Opting for a less crowded piece of water with chances for catching bigger fish, Tularik Inc. is casting aside the development of two compounds - T611 for cytomegalovirus and the anticancer drug T64 - and entering a deal with Tokyo-based Sankyo Company Ltd. to investigate therapeutics that act on orphan G protein-coupled receptors.

Although T64 showed some promise against non-small-cell lung cancer, the indication is competitive, said Traci McCarty, director of investor relations for South San Francisco-based Tularik, which was named after a river in Alaska favored by the company's CEO and co-founder David Goeddel, an avid fly fisherman.

T64 was licensed from Eli Lilly and Co., of Indianapolis, for $3 million.

"It wasn't a huge investment and we're still trying to partner it, actually," McCarty told BioWorld Today. "We still think there's a drug there."

As for T611, she said, the drug "really falls outside our scientific focus. It worked, and we thought, How could we not pursue this?'"

Variability of effects between patients was noted in trials, she added.

"We're talking about bone marrow transplant patients who already are incredibly sick," she said. What's more, Basel, Switzerland-based Roche is already marketing a cytomegalovirus treatment: Valcyte (valganciclovir). "We didn't want to go up against them in a $100 million market," McCarty said.

"Now we're down to two drugs in the clinic," she said.

One is T67, an anticancer drug that binds to B-tubulin (essential to cell division), for which positive Phase II data were offered in May at the meeting of the American Society of Clinical Oncology. In patients with unresectable hepatocellular carcinoma, three of 34 patients had partial responses and 38 percent (13 of 34) had stable disease. Also, five of 27 evaluable patients had a more than 50 percent reduction in alpha-fetoprotein.

Tularik has asked for a meeting with the FDA in the third quarter to discuss plans for a Phase III trial with T67, and a Phase I/II combination study with doxorubicin has begun.

The other drug in the clinic is T607, an analogue of T67, for which Tularik aims to start Phase II trials by the end of this month in hepatocellular carcinoma, non-Hodgkin's lymphoma, gastric cancer and ovarian cancer.

"Liver cancer is a difficult cancer, with 1 million new cases in the world each year," mostly in Asia because of the connection with hepatitis B and C, McCarty noted.

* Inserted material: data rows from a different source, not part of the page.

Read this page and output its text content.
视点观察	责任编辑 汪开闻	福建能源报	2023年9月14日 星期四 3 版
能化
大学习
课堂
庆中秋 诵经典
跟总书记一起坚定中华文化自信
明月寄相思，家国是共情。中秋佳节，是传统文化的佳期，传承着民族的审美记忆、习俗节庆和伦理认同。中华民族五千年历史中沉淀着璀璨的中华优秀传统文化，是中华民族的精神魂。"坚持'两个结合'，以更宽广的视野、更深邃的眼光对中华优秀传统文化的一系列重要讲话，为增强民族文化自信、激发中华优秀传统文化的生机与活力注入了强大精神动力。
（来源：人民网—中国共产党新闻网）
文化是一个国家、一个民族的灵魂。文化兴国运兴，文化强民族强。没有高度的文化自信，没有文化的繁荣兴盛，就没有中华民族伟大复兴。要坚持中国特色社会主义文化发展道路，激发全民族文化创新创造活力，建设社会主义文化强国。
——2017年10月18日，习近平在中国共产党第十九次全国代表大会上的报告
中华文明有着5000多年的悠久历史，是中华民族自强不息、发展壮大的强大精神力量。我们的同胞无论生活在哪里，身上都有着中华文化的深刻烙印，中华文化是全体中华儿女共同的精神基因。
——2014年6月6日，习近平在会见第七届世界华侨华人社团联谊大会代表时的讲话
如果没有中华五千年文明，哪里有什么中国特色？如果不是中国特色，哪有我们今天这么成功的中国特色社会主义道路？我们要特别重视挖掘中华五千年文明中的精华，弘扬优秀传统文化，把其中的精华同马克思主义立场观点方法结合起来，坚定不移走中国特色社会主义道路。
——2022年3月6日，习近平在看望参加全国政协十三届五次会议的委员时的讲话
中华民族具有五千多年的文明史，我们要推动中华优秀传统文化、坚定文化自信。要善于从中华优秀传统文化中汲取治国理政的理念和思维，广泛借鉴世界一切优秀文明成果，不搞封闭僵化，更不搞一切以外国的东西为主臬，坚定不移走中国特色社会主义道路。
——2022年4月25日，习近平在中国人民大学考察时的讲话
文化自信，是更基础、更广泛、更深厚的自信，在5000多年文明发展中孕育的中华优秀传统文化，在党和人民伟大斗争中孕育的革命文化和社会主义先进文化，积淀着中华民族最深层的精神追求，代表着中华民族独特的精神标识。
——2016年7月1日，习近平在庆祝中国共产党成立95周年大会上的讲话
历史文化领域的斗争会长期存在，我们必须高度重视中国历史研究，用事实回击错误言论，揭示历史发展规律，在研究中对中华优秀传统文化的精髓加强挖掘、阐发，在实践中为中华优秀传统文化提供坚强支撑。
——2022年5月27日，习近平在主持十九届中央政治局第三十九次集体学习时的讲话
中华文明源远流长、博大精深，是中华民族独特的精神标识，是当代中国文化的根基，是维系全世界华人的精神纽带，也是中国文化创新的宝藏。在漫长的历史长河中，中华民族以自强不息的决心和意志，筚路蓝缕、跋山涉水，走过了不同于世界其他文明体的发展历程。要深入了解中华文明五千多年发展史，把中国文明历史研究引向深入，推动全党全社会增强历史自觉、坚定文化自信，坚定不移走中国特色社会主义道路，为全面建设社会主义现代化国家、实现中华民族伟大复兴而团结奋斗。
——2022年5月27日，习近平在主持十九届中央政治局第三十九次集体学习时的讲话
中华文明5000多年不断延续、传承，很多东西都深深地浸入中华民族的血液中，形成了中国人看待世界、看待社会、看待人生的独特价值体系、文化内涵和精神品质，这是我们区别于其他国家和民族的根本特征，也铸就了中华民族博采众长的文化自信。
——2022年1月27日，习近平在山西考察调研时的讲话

"We have five [investigational new drug application] candidates currently, and we hope to file one by mid-year," she said, with another one or two in the second half of the year. Tularik has 26 leads and 88 targets, she added, acknowledging the company has been rather low profile.

"We haven't been able to talk about them because of their competitive nature," she said. "Also, it's the style of management. [Goeddel, formerly director of molecular biology for Genentech Inc., of South San Francisco] is a scientist first and foremost, and he doesn't talk about anything unless there are data in his hands."

Tularik had $200 million as of the end of the first quarter, with an expected burn rate of $75 million in 2002, which McCarty said would not change as a result of the latest news.

The company's stock (NASDAQ:TLRK) closed Tuesday at $7.15, down $1.15.